Introduction
The extracellular matrix (ECM) provides a structural framework for the formation of the complex 3-dimensional organization of tissues of the body. The ECM ranges from little more than a fluid medium to a rather rigid scaffolding. The composition and organization of the ECM are very dynamic in most tissues, particularly during embryogenesis, wound repair, and some disease states (Borg & Terracio, 1990; Borg & Burgess, 1993). Cellular interactions with the ECM influence a diverse array of processes not only through the ECM's role as a physical scaffold but also through specific signal transduction mechanisms (see Hynes, 1992, and Juliano & Haskill, 1993, for reviews).

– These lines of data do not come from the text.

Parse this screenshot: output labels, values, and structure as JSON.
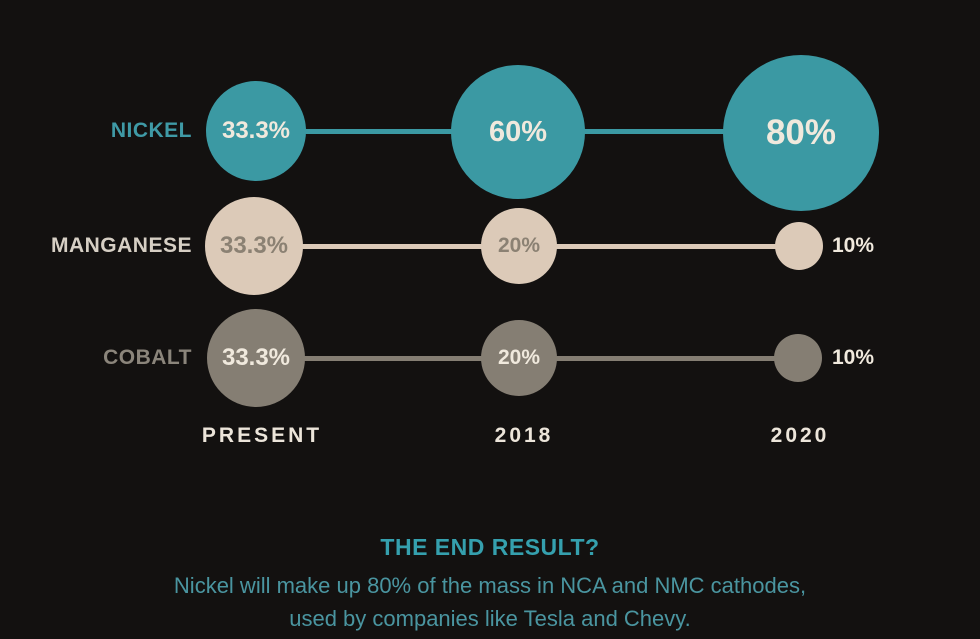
{
  "chart_data": {
    "type": "bubble",
    "title": "",
    "categories": [
      "PRESENT",
      "2018",
      "2020"
    ],
    "series": [
      {
        "name": "NICKEL",
        "values": [
          33.3,
          60,
          80
        ],
        "labels": [
          "33.3%",
          "60%",
          "80%"
        ],
        "color": "#3b99a3"
      },
      {
        "name": "MANGANESE",
        "values": [
          33.3,
          20,
          10
        ],
        "labels": [
          "33.3%",
          "20%",
          "10%"
        ],
        "color": "#dccab8"
      },
      {
        "name": "COBALT",
        "values": [
          33.3,
          20,
          10
        ],
        "labels": [
          "33.3%",
          "20%",
          "10%"
        ],
        "color": "#857e73"
      }
    ],
    "layout_hints": {
      "bubble_area_proportional_to_value": true,
      "rows_connected_by_lines": true,
      "legend_position": "left-row-labels"
    }
  },
  "footer": {
    "title": "THE END RESULT?",
    "line1": "Nickel will make up 80% of the mass in NCA and NMC cathodes,",
    "line2": "used by companies like Tesla and Chevy."
  },
  "colors": {
    "background": "#131110",
    "nickel": "#3b99a3",
    "manganese": "#dccab8",
    "cobalt": "#857e73",
    "cream_text": "#f0e9dd",
    "graybrown_text": "#8b8173",
    "footer_teal": "#4a95a0"
  }
}
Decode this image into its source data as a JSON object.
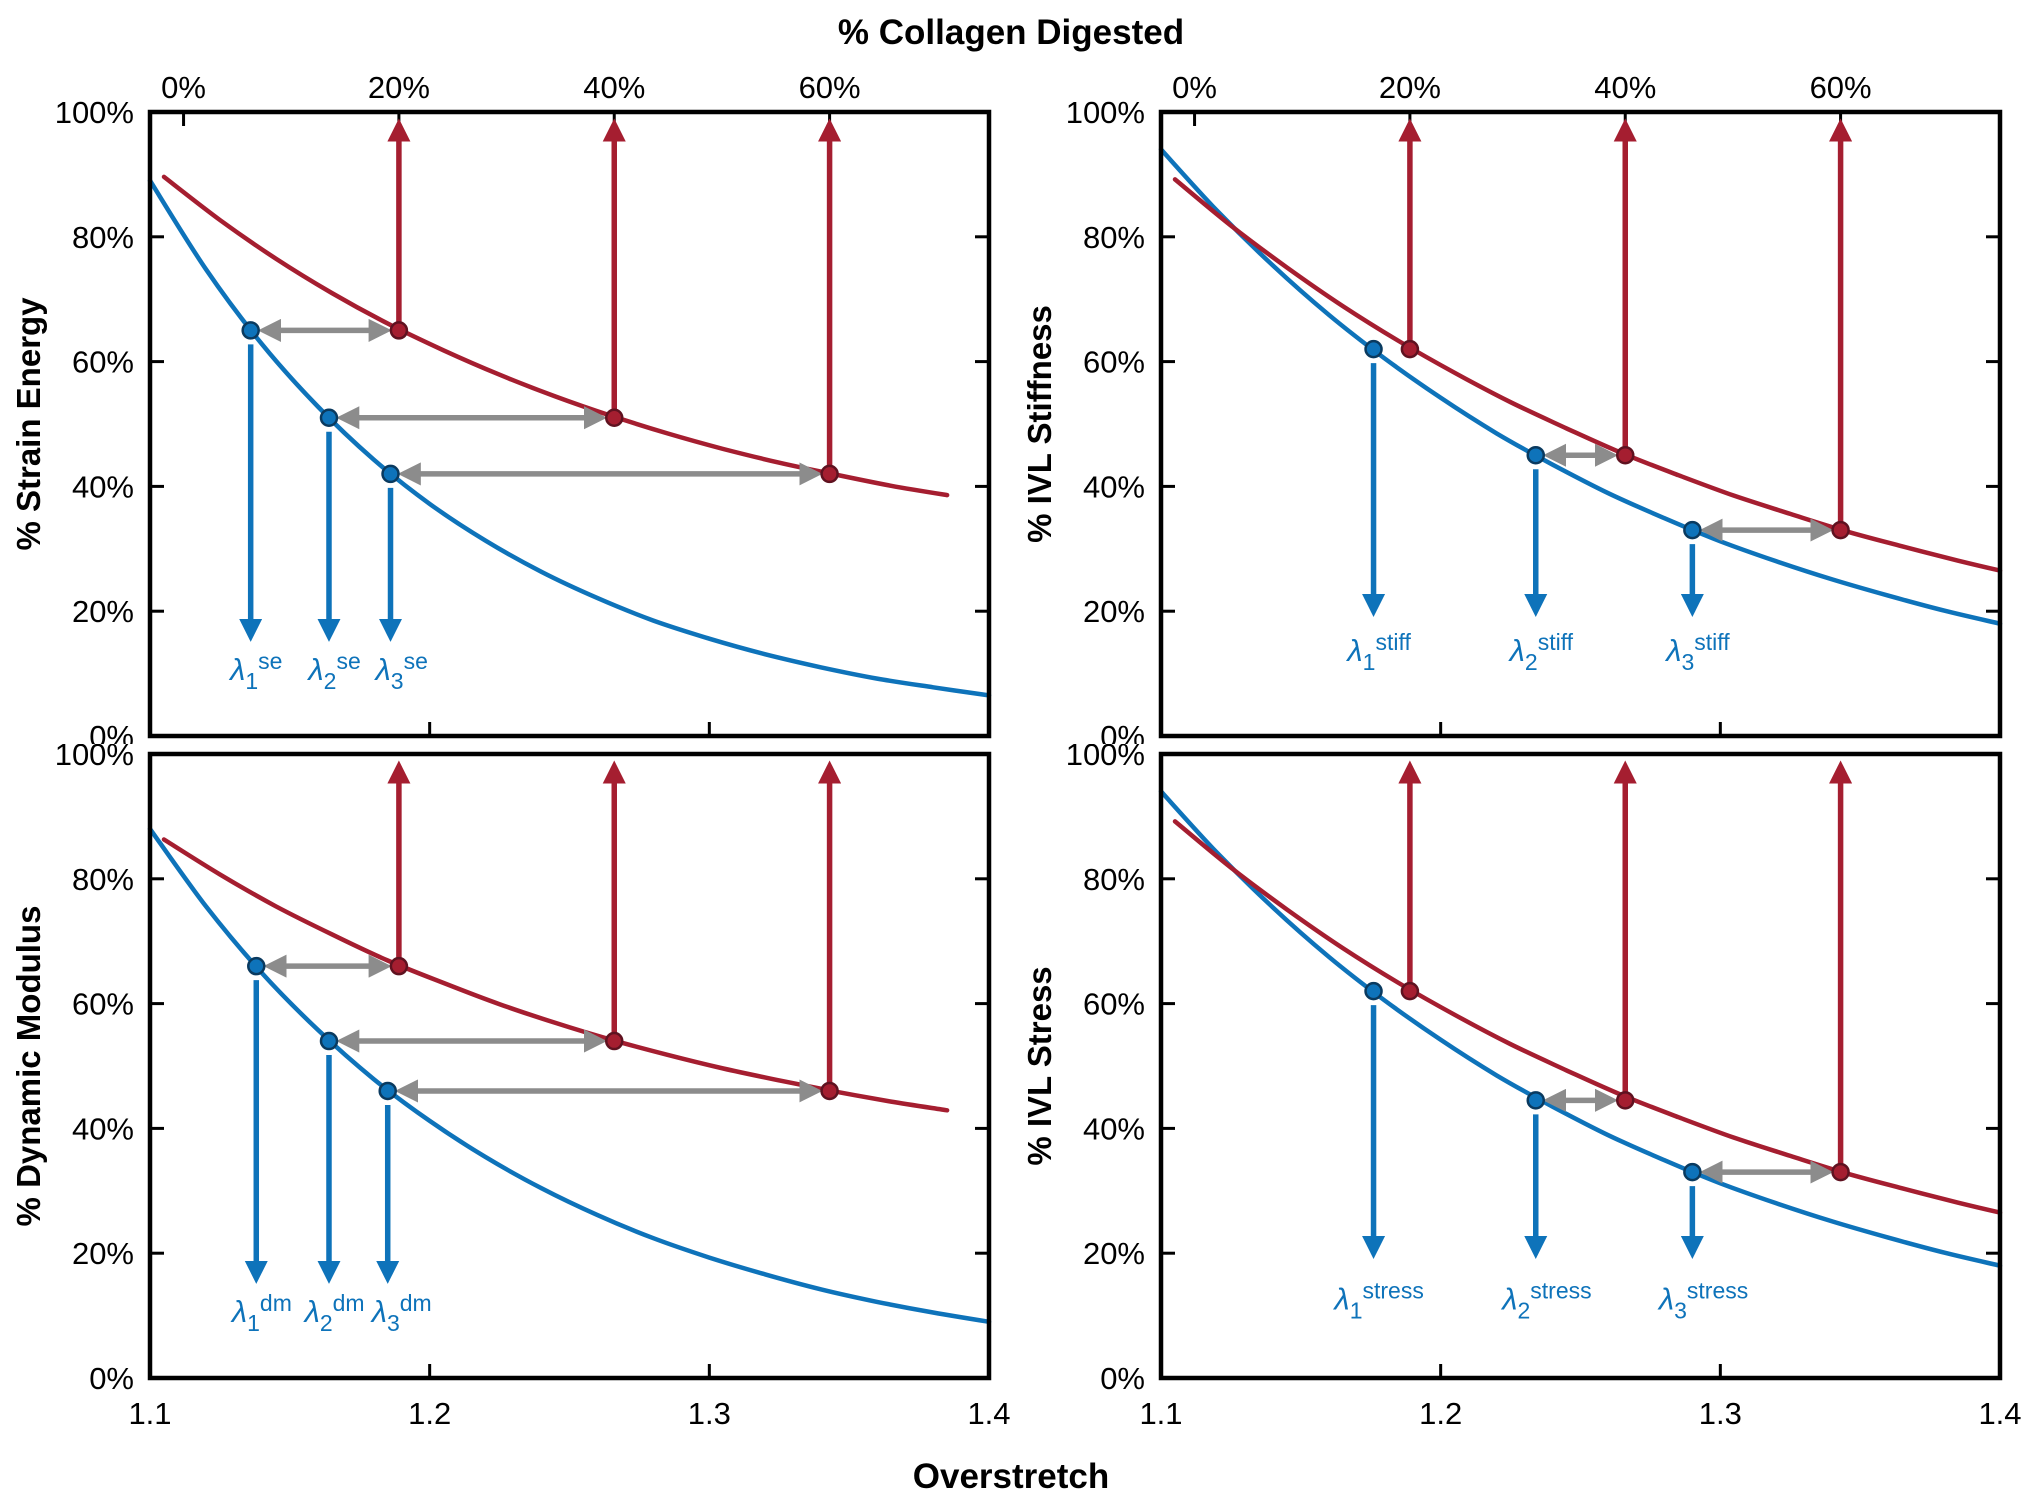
{
  "colors": {
    "blue": "#0e73ba",
    "blue_edge": "#0a3a5f",
    "red": "#a51e30",
    "red_edge": "#5f1220",
    "gray": "#8c8c8c",
    "axis": "#000000"
  },
  "chart_data": {
    "type": "line",
    "layout": "2x2",
    "x_axis": {
      "label": "Overstretch",
      "lim": [
        1.1,
        1.4
      ],
      "ticks": [
        {
          "v": 1.1,
          "label": "1.1"
        },
        {
          "v": 1.2,
          "label": "1.2"
        },
        {
          "v": 1.3,
          "label": "1.3"
        },
        {
          "v": 1.4,
          "label": "1.4"
        }
      ]
    },
    "top_x_axis": {
      "label": "% Collagen Digested",
      "ticks": [
        {
          "v": 1.112,
          "label": "0%"
        },
        {
          "v": 1.189,
          "label": "20%"
        },
        {
          "v": 1.266,
          "label": "40%"
        },
        {
          "v": 1.343,
          "label": "60%"
        }
      ]
    },
    "y_axis": {
      "lim": [
        0,
        100
      ],
      "ticks": [
        {
          "v": 0,
          "label": "0%"
        },
        {
          "v": 20,
          "label": "20%"
        },
        {
          "v": 40,
          "label": "40%"
        },
        {
          "v": 60,
          "label": "60%"
        },
        {
          "v": 80,
          "label": "80%"
        },
        {
          "v": 100,
          "label": "100%"
        }
      ]
    },
    "panels": [
      {
        "id": "strain-energy",
        "row": "top",
        "ylabel": "% Strain Energy",
        "series": [
          {
            "name": "blue-curve",
            "color": "blue",
            "points": [
              [
                1.1,
                89
              ],
              [
                1.12,
                74.8
              ],
              [
                1.14,
                62.8
              ],
              [
                1.16,
                52.8
              ],
              [
                1.18,
                44.3
              ],
              [
                1.2,
                37.2
              ],
              [
                1.22,
                31.3
              ],
              [
                1.24,
                26.3
              ],
              [
                1.26,
                22.1
              ],
              [
                1.28,
                18.5
              ],
              [
                1.3,
                15.6
              ],
              [
                1.32,
                13.1
              ],
              [
                1.34,
                11
              ],
              [
                1.36,
                9.2
              ],
              [
                1.38,
                7.8
              ],
              [
                1.4,
                6.5
              ]
            ]
          },
          {
            "name": "red-curve",
            "color": "red",
            "points": [
              [
                1.105,
                89.6
              ],
              [
                1.125,
                82.7
              ],
              [
                1.145,
                76.5
              ],
              [
                1.165,
                71
              ],
              [
                1.185,
                66.1
              ],
              [
                1.205,
                61.8
              ],
              [
                1.225,
                57.9
              ],
              [
                1.245,
                54.4
              ],
              [
                1.265,
                51.3
              ],
              [
                1.285,
                48.5
              ],
              [
                1.305,
                46
              ],
              [
                1.325,
                43.8
              ],
              [
                1.345,
                41.9
              ],
              [
                1.365,
                40.1
              ],
              [
                1.385,
                38.6
              ]
            ]
          }
        ],
        "blue_markers": [
          [
            1.136,
            65
          ],
          [
            1.164,
            51
          ],
          [
            1.186,
            42
          ]
        ],
        "red_markers": [
          [
            1.189,
            65
          ],
          [
            1.266,
            51
          ],
          [
            1.343,
            42
          ]
        ],
        "down_arrow_tip_y": 16,
        "lambda_labels": [
          {
            "sub": "1",
            "sup": "se",
            "x": 1.138,
            "y": 9
          },
          {
            "sub": "2",
            "sup": "se",
            "x": 1.166,
            "y": 9
          },
          {
            "sub": "3",
            "sup": "se",
            "x": 1.19,
            "y": 9
          }
        ]
      },
      {
        "id": "ivl-stiffness",
        "row": "top",
        "ylabel": "% IVL Stiffness",
        "series": [
          {
            "name": "blue-curve",
            "color": "blue",
            "points": [
              [
                1.1,
                94
              ],
              [
                1.12,
                84.2
              ],
              [
                1.14,
                75.4
              ],
              [
                1.16,
                67.5
              ],
              [
                1.18,
                60.5
              ],
              [
                1.2,
                54.2
              ],
              [
                1.22,
                48.5
              ],
              [
                1.24,
                43.5
              ],
              [
                1.26,
                38.9
              ],
              [
                1.28,
                34.9
              ],
              [
                1.3,
                31.2
              ],
              [
                1.32,
                28
              ],
              [
                1.34,
                25.1
              ],
              [
                1.36,
                22.5
              ],
              [
                1.38,
                20.1
              ],
              [
                1.4,
                18
              ]
            ]
          },
          {
            "name": "red-curve",
            "color": "red",
            "points": [
              [
                1.105,
                89.2
              ],
              [
                1.125,
                81.8
              ],
              [
                1.145,
                75.1
              ],
              [
                1.165,
                68.9
              ],
              [
                1.185,
                63.3
              ],
              [
                1.205,
                58.2
              ],
              [
                1.225,
                53.5
              ],
              [
                1.245,
                49.3
              ],
              [
                1.265,
                45.3
              ],
              [
                1.285,
                41.8
              ],
              [
                1.305,
                38.5
              ],
              [
                1.325,
                35.6
              ],
              [
                1.345,
                32.8
              ],
              [
                1.365,
                30.4
              ],
              [
                1.385,
                28.1
              ],
              [
                1.4,
                26.5
              ]
            ]
          }
        ],
        "blue_markers": [
          [
            1.176,
            62
          ],
          [
            1.234,
            45
          ],
          [
            1.29,
            33
          ]
        ],
        "red_markers": [
          [
            1.189,
            62
          ],
          [
            1.266,
            45
          ],
          [
            1.343,
            33
          ]
        ],
        "down_arrow_tip_y": 20,
        "lambda_labels": [
          {
            "sub": "1",
            "sup": "stiff",
            "x": 1.178,
            "y": 12
          },
          {
            "sub": "2",
            "sup": "stiff",
            "x": 1.236,
            "y": 12
          },
          {
            "sub": "3",
            "sup": "stiff",
            "x": 1.292,
            "y": 12
          }
        ]
      },
      {
        "id": "dynamic-modulus",
        "row": "bottom",
        "ylabel": "% Dynamic Modulus",
        "series": [
          {
            "name": "blue-curve",
            "color": "blue",
            "points": [
              [
                1.1,
                88
              ],
              [
                1.12,
                75.6
              ],
              [
                1.14,
                64.9
              ],
              [
                1.16,
                55.8
              ],
              [
                1.18,
                47.9
              ],
              [
                1.2,
                41.2
              ],
              [
                1.22,
                35.4
              ],
              [
                1.24,
                30.4
              ],
              [
                1.26,
                26.1
              ],
              [
                1.28,
                22.4
              ],
              [
                1.3,
                19.3
              ],
              [
                1.32,
                16.6
              ],
              [
                1.34,
                14.2
              ],
              [
                1.36,
                12.2
              ],
              [
                1.38,
                10.5
              ],
              [
                1.4,
                9
              ]
            ]
          },
          {
            "name": "red-curve",
            "color": "red",
            "points": [
              [
                1.105,
                86.3
              ],
              [
                1.125,
                80.7
              ],
              [
                1.145,
                75.6
              ],
              [
                1.165,
                71.1
              ],
              [
                1.185,
                66.9
              ],
              [
                1.205,
                63.3
              ],
              [
                1.225,
                59.9
              ],
              [
                1.245,
                56.9
              ],
              [
                1.265,
                54.2
              ],
              [
                1.285,
                51.8
              ],
              [
                1.305,
                49.6
              ],
              [
                1.325,
                47.7
              ],
              [
                1.345,
                45.9
              ],
              [
                1.365,
                44.3
              ],
              [
                1.385,
                42.9
              ]
            ]
          }
        ],
        "blue_markers": [
          [
            1.138,
            66
          ],
          [
            1.164,
            54
          ],
          [
            1.185,
            46
          ]
        ],
        "red_markers": [
          [
            1.189,
            66
          ],
          [
            1.266,
            54
          ],
          [
            1.343,
            46
          ]
        ],
        "down_arrow_tip_y": 16,
        "lambda_labels": [
          {
            "sub": "1",
            "sup": "dm",
            "x": 1.14,
            "y": 9
          },
          {
            "sub": "2",
            "sup": "dm",
            "x": 1.166,
            "y": 9
          },
          {
            "sub": "3",
            "sup": "dm",
            "x": 1.19,
            "y": 9
          }
        ]
      },
      {
        "id": "ivl-stress",
        "row": "bottom",
        "ylabel": "% IVL Stress",
        "series": [
          {
            "name": "blue-curve",
            "color": "blue",
            "points": [
              [
                1.1,
                94
              ],
              [
                1.12,
                84.2
              ],
              [
                1.14,
                75.4
              ],
              [
                1.16,
                67.5
              ],
              [
                1.18,
                60.5
              ],
              [
                1.2,
                54.2
              ],
              [
                1.22,
                48.5
              ],
              [
                1.24,
                43.5
              ],
              [
                1.26,
                38.9
              ],
              [
                1.28,
                34.9
              ],
              [
                1.3,
                31.2
              ],
              [
                1.32,
                28
              ],
              [
                1.34,
                25.1
              ],
              [
                1.36,
                22.5
              ],
              [
                1.38,
                20.1
              ],
              [
                1.4,
                18
              ]
            ]
          },
          {
            "name": "red-curve",
            "color": "red",
            "points": [
              [
                1.105,
                89.2
              ],
              [
                1.125,
                81.8
              ],
              [
                1.145,
                75.1
              ],
              [
                1.165,
                68.9
              ],
              [
                1.185,
                63.3
              ],
              [
                1.205,
                58.2
              ],
              [
                1.225,
                53.5
              ],
              [
                1.245,
                49.3
              ],
              [
                1.265,
                45.3
              ],
              [
                1.285,
                41.8
              ],
              [
                1.305,
                38.5
              ],
              [
                1.325,
                35.6
              ],
              [
                1.345,
                32.8
              ],
              [
                1.365,
                30.4
              ],
              [
                1.385,
                28.1
              ],
              [
                1.4,
                26.5
              ]
            ]
          }
        ],
        "blue_markers": [
          [
            1.176,
            62
          ],
          [
            1.234,
            44.5
          ],
          [
            1.29,
            33
          ]
        ],
        "red_markers": [
          [
            1.189,
            62
          ],
          [
            1.266,
            44.5
          ],
          [
            1.343,
            33
          ]
        ],
        "down_arrow_tip_y": 20,
        "lambda_labels": [
          {
            "sub": "1",
            "sup": "stress",
            "x": 1.178,
            "y": 11
          },
          {
            "sub": "2",
            "sup": "stress",
            "x": 1.238,
            "y": 11
          },
          {
            "sub": "3",
            "sup": "stress",
            "x": 1.294,
            "y": 11
          }
        ]
      }
    ]
  }
}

The ECM of the heart is intimately associated with development and maintenance of heart structure and function. The heart ECM is composed of collagens, particularly types I, III, IV, and VI, proteoglycans, and noncollagenous glycoproteins such as laminin and fibronectin (Table 5.1; see also Kitten, Markwald, & Bolender, 1987; Borg & Terracio, 1990; Bashey, Martinez-Hernandez, & Jiminez, 1992; Borg & Burgess, 1993; Carver, Terracio, & Borg, 1993). These ECM components are expressed in precise temporal and spatial patterns in the developing and mature heart (see, e.g., Little et al., 1989; Iruela-Arispe & Sage, 1991; Sinning, Krug, & Markwald, 1992; Zagris, Stavridis, & Chung, 1993). Laminin, for example, appears localized to basement membranes of specific cells of the developing embryo and is particularly abundant in the heart (Figure 5.1). Laminin continues to be localized to the basement membranes associated with cardiomyocytes and vessels in the ventricular wall in the mature heart (Figure 5.1C). Expression of laminin is altered during cardiovascular development and with disease (Lipke et al., 1993).